Collaboration spéciale Pour Pascale Dufresne, pas question de se décréter coach, d’autant plus que «c’est malheureusement une profession dans laquelle on voit encore des gens s’improviser coachs», puisqu’elle n’est pas contrôlée.

Changer de carrière, changer de vie. Du rêve à la réalité, le pas à faire peut donner le vertige. Pour Pascale Dufresne, il a surtout été salutaire.

Pendant 18 ans, Pascale Dufresne a roulé en voiture de l’année, souvent reçu ses amis dans sa grande maison, voyagé et mangé au restaurant sans se poser de question. Jusqu’à ce que ses contradictions la rattrapent.

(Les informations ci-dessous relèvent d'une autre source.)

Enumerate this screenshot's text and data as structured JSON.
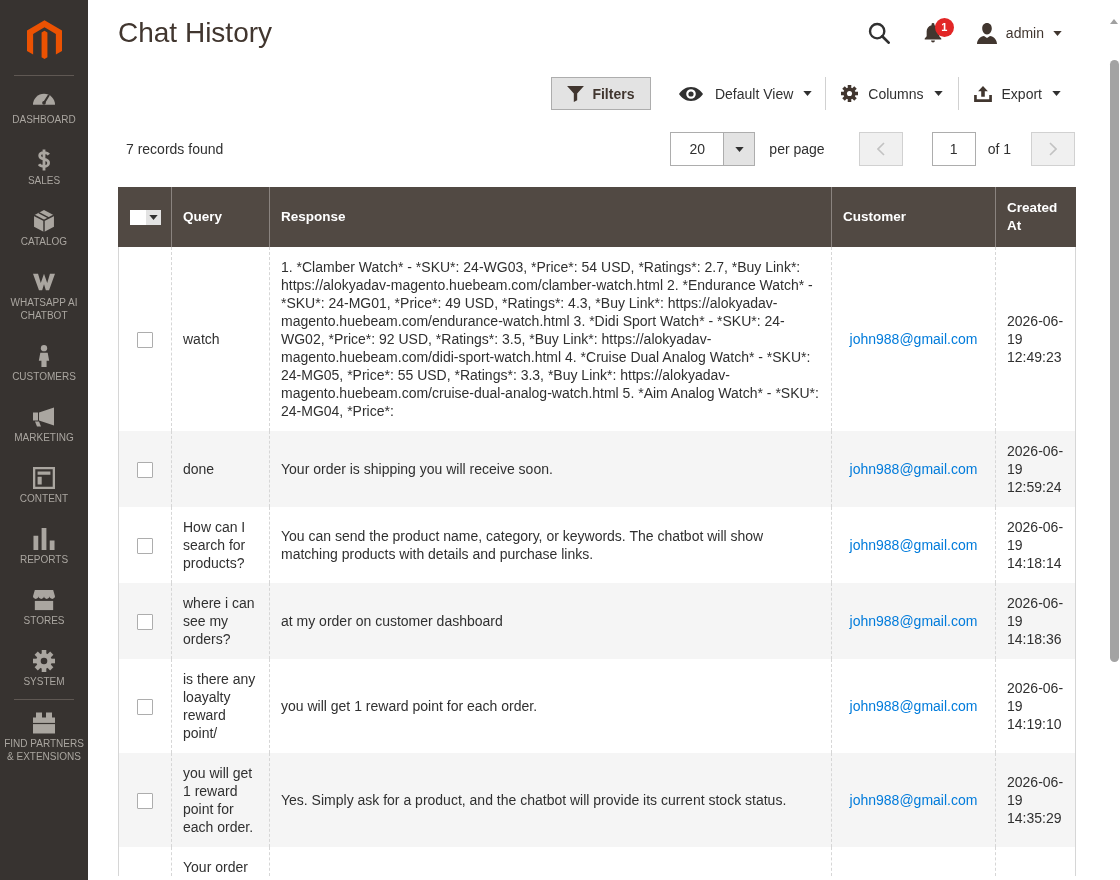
{
  "sidebar": {
    "items": [
      {
        "label": "DASHBOARD"
      },
      {
        "label": "SALES"
      },
      {
        "label": "CATALOG"
      },
      {
        "label": "WHATSAPP AI CHATBOT"
      },
      {
        "label": "CUSTOMERS"
      },
      {
        "label": "MARKETING"
      },
      {
        "label": "CONTENT"
      },
      {
        "label": "REPORTS"
      },
      {
        "label": "STORES"
      },
      {
        "label": "SYSTEM"
      },
      {
        "label": "FIND PARTNERS & EXTENSIONS"
      }
    ]
  },
  "header": {
    "title": "Chat History",
    "notifications": {
      "count": "1"
    },
    "user": {
      "name": "admin"
    }
  },
  "toolbar": {
    "filters": "Filters",
    "view": "Default View",
    "columns": "Columns",
    "export": "Export"
  },
  "grid": {
    "records": "7 records found",
    "per_page": {
      "value": "20",
      "label": "per page"
    },
    "pagination": {
      "prev": {
        "disabled": true
      },
      "page": "1",
      "total": "of 1",
      "next": {
        "disabled": true
      }
    }
  },
  "table": {
    "select_all": {
      "checked": false
    },
    "columns": [
      "Query",
      "Response",
      "Customer",
      "Created At"
    ],
    "rows": [
      {
        "checked": false,
        "query": "watch",
        "response": "1. *Clamber Watch* - *SKU*: 24-WG03, *Price*: 54 USD, *Ratings*: 2.7, *Buy Link*: https://alokyadav-magento.huebeam.com/clamber-watch.html 2. *Endurance Watch* - *SKU*: 24-MG01, *Price*: 49 USD, *Ratings*: 4.3, *Buy Link*: https://alokyadav-magento.huebeam.com/endurance-watch.html 3. *Didi Sport Watch* - *SKU*: 24-WG02, *Price*: 92 USD, *Ratings*: 3.5, *Buy Link*: https://alokyadav-magento.huebeam.com/didi-sport-watch.html 4. *Cruise Dual Analog Watch* - *SKU*: 24-MG05, *Price*: 55 USD, *Ratings*: 3.3, *Buy Link*: https://alokyadav-magento.huebeam.com/cruise-dual-analog-watch.html 5. *Aim Analog Watch* - *SKU*: 24-MG04, *Price*:",
        "customer": "john988@gmail.com",
        "created_at": "2026-06-19 12:49:23"
      },
      {
        "checked": false,
        "query": "done",
        "response": "Your order is shipping you will receive soon.",
        "customer": "john988@gmail.com",
        "created_at": "2026-06-19 12:59:24"
      },
      {
        "checked": false,
        "query": "How can I search for products?",
        "response": "You can send the product name, category, or keywords. The chatbot will show matching products with details and purchase links.",
        "customer": "john988@gmail.com",
        "created_at": "2026-06-19 14:18:14"
      },
      {
        "checked": false,
        "query": "where i can see my orders?",
        "response": "at my order on customer dashboard",
        "customer": "john988@gmail.com",
        "created_at": "2026-06-19 14:18:36"
      },
      {
        "checked": false,
        "query": "is there any loayalty reward point/",
        "response": "you will get 1 reward point for each order.",
        "customer": "john988@gmail.com",
        "created_at": "2026-06-19 14:19:10"
      },
      {
        "checked": false,
        "query": "you will get 1 reward point for each order.",
        "response": "Yes. Simply ask for a product, and the chatbot will provide its current stock status.",
        "customer": "john988@gmail.com",
        "created_at": "2026-06-19 14:35:29"
      },
      {
        "query": "Your order"
      }
    ]
  }
}
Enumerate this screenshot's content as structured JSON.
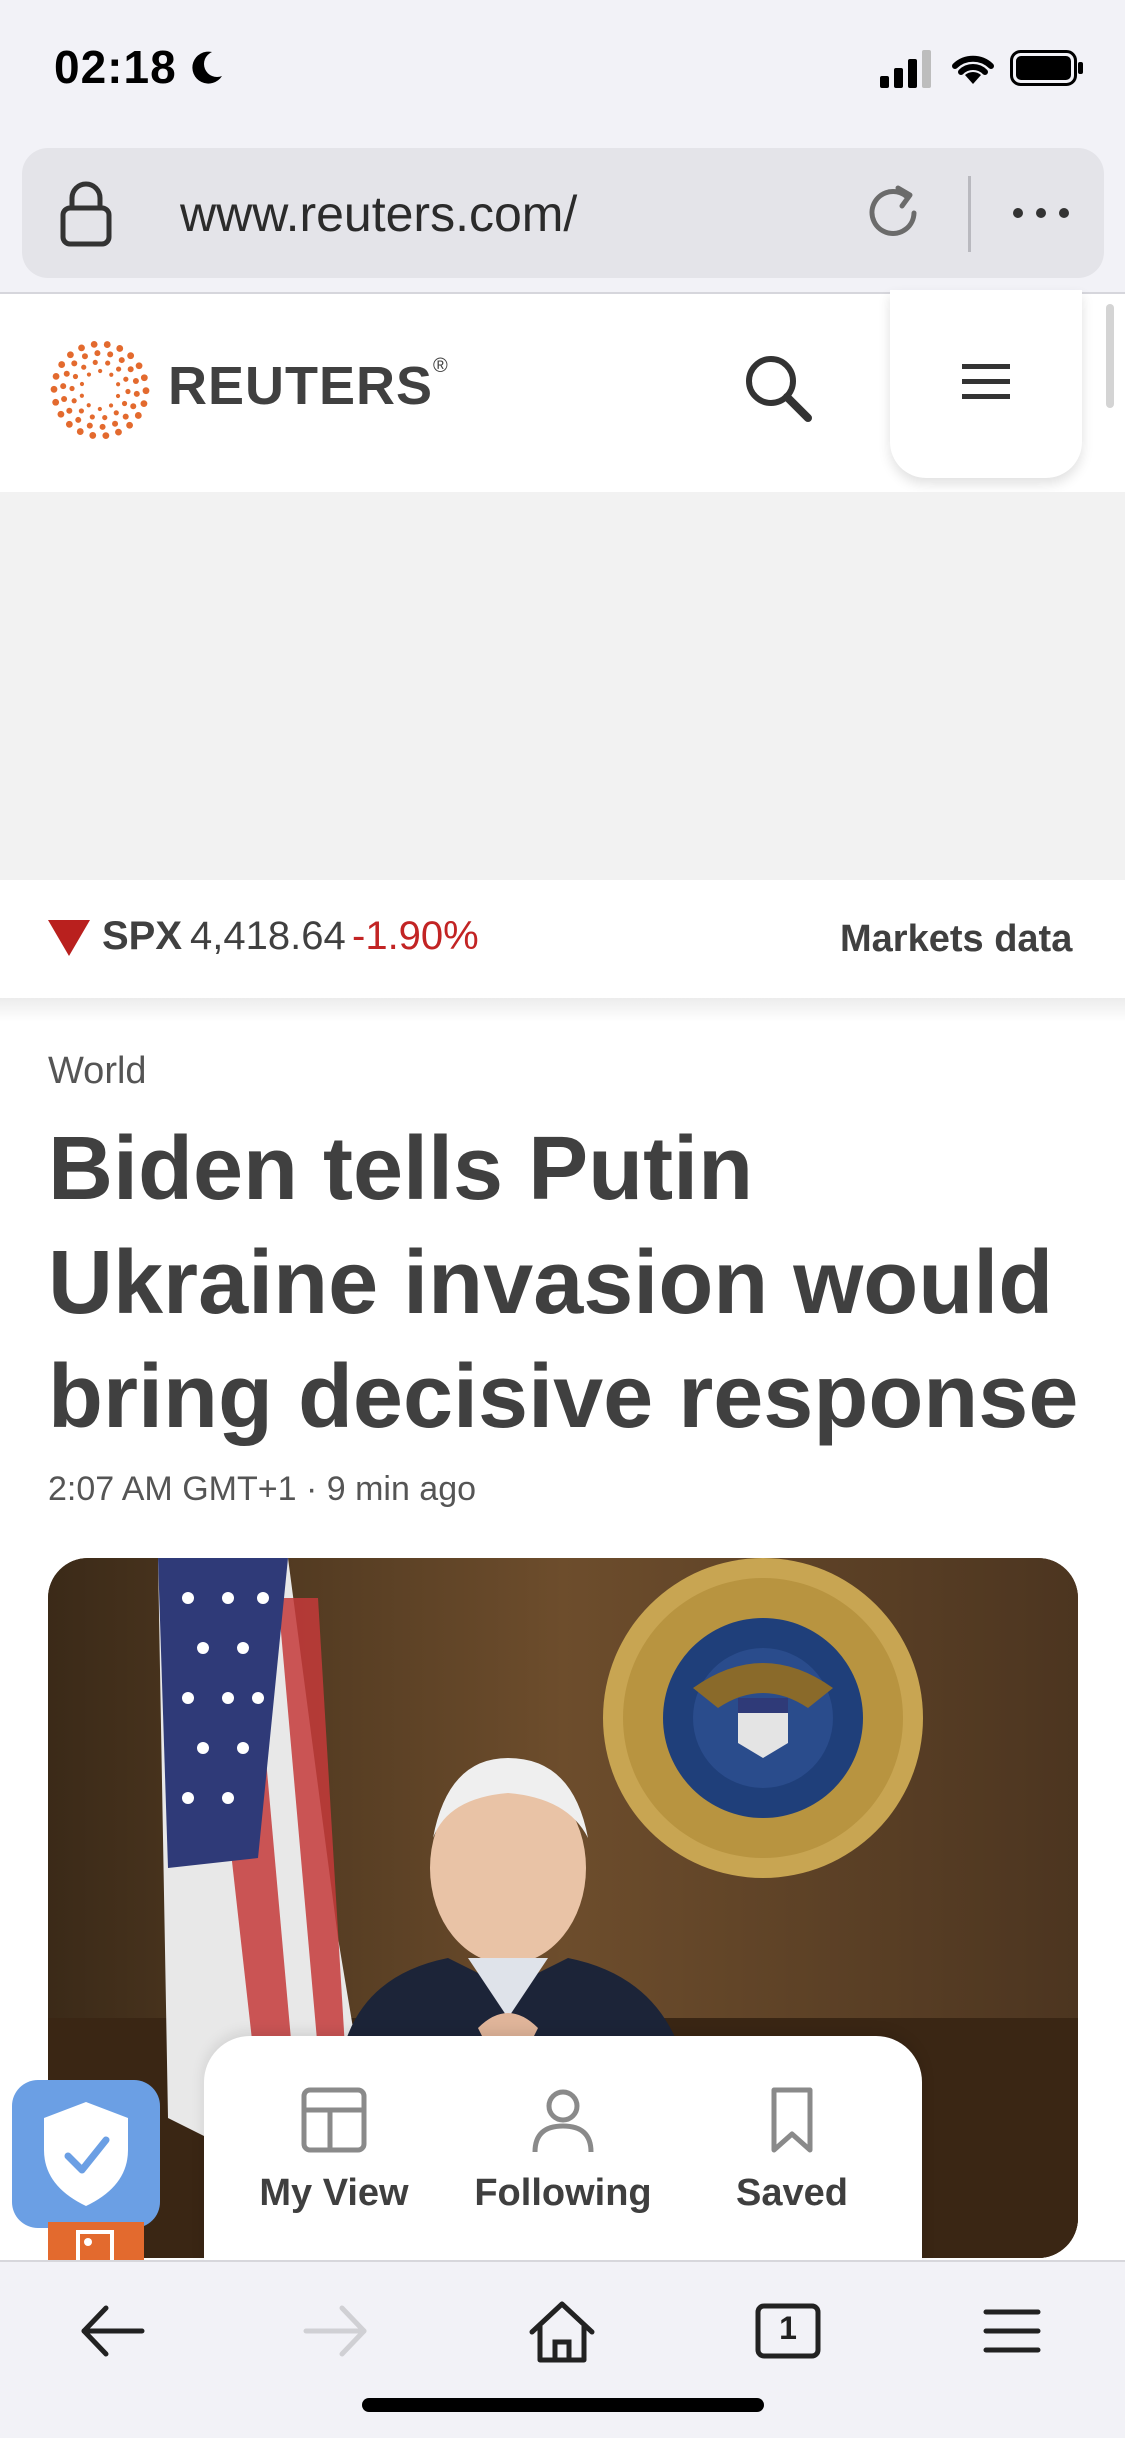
{
  "status_bar": {
    "time": "02:18",
    "icons": [
      "moon-icon",
      "signal-icon",
      "wifi-icon",
      "battery-icon"
    ]
  },
  "browser": {
    "url": "www.reuters.com/",
    "icons": [
      "lock-icon",
      "reload-icon",
      "more-icon"
    ]
  },
  "site": {
    "brand": "REUTERS",
    "brand_mark": "®",
    "brand_color": "#e36a2e",
    "icons": [
      "search-icon",
      "menu-icon"
    ]
  },
  "ticker": {
    "symbol": "SPX",
    "value": "4,418.64",
    "change": "-1.90%",
    "direction": "down",
    "down_color": "#b9201e",
    "markets_link": "Markets data"
  },
  "article": {
    "section": "World",
    "headline": "Biden tells Putin Ukraine invasion would bring decisive response",
    "timestamp": "2:07 AM GMT+1 · 9 min ago"
  },
  "floating_nav": {
    "items": [
      {
        "label": "My View",
        "icon": "layout-icon"
      },
      {
        "label": "Following",
        "icon": "person-icon"
      },
      {
        "label": "Saved",
        "icon": "bookmark-icon"
      }
    ]
  },
  "toolbar": {
    "tab_count": "1",
    "icons": [
      "back-icon",
      "forward-icon",
      "home-icon",
      "tabs-icon",
      "menu-icon"
    ]
  }
}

«Je travaillais à mon compte comme consultante pour la liberté que c’était censé me procurer. En réalité, je dépendais constamment de mes contrats. S’il y avait eu 58 semaines dans l’année, j’en aurais travaillé 58.» À l’aube de la quarantaine, le constat fait mal. Pascale a deux enfants qu’elle voit finalement peu et elle comprend qu’elle passe à côté de quelque chose. «Avant le changement, il y a eu l’inconfort», analyse-t-elle. Pas du genre à tergiverser, elle amorce rapidement une démarche de réorientation de carrière vers le coaching. Finies la maison de trois étages et les dépenses sans compter: Pascale délaisse l’opulence pour la simplicité et y gagne en qualité de vie.

Lorsqu’elle commence à lorgner du côté des formations, elle cherche ce qu’il y a de plus sérieux. «Je suis allée à l’école primaire et secondaire catholique, au collège militaire, puis à HEC. La rigueur et la discipline font partie de ce que je suis!» Mais pas question de se décréter coach, d’autant plus que «c’est malheureusement une profession dans laquelle on voit encore des gens s’improviser coachs», puisqu’elle n’est pas contrôlée. Diplômée d’une école reconnue par l’International Coaching Federation et appréciée par ses pairs, Pascale accompagne leaders d’entreprise et particuliers vers une meilleure gestion de la communication et des relations.

«J’ai géré des projets pendant des années. Ma formation et mon bagage professionnels initiaux me servent tous les jours.» Changer de carrière, pour Pascale, n’impliquait pas de faire table rase, mais plutôt d’opérer un habile transfert de compétences. L’alliance entre culture de la rectitude et approche introspective s’avère un heureux mariage, à en croire la sérénité du personnage.

«Il manquait du sens!»
Voilà ce que l’on entend souvent chez les personnes en quête de réorientation», constate Mathieu Guénette, directeur des services professionnels chez Brisson-Legris, entreprise montréalaise spécialisée en orientation et en gestion de carrière. Si le sentiment de ne pas s’accomplir arrive en tête des motivations, le désir d’améliorer son revenu et le besoin de stabilité sont aussi fréquemment invoqués.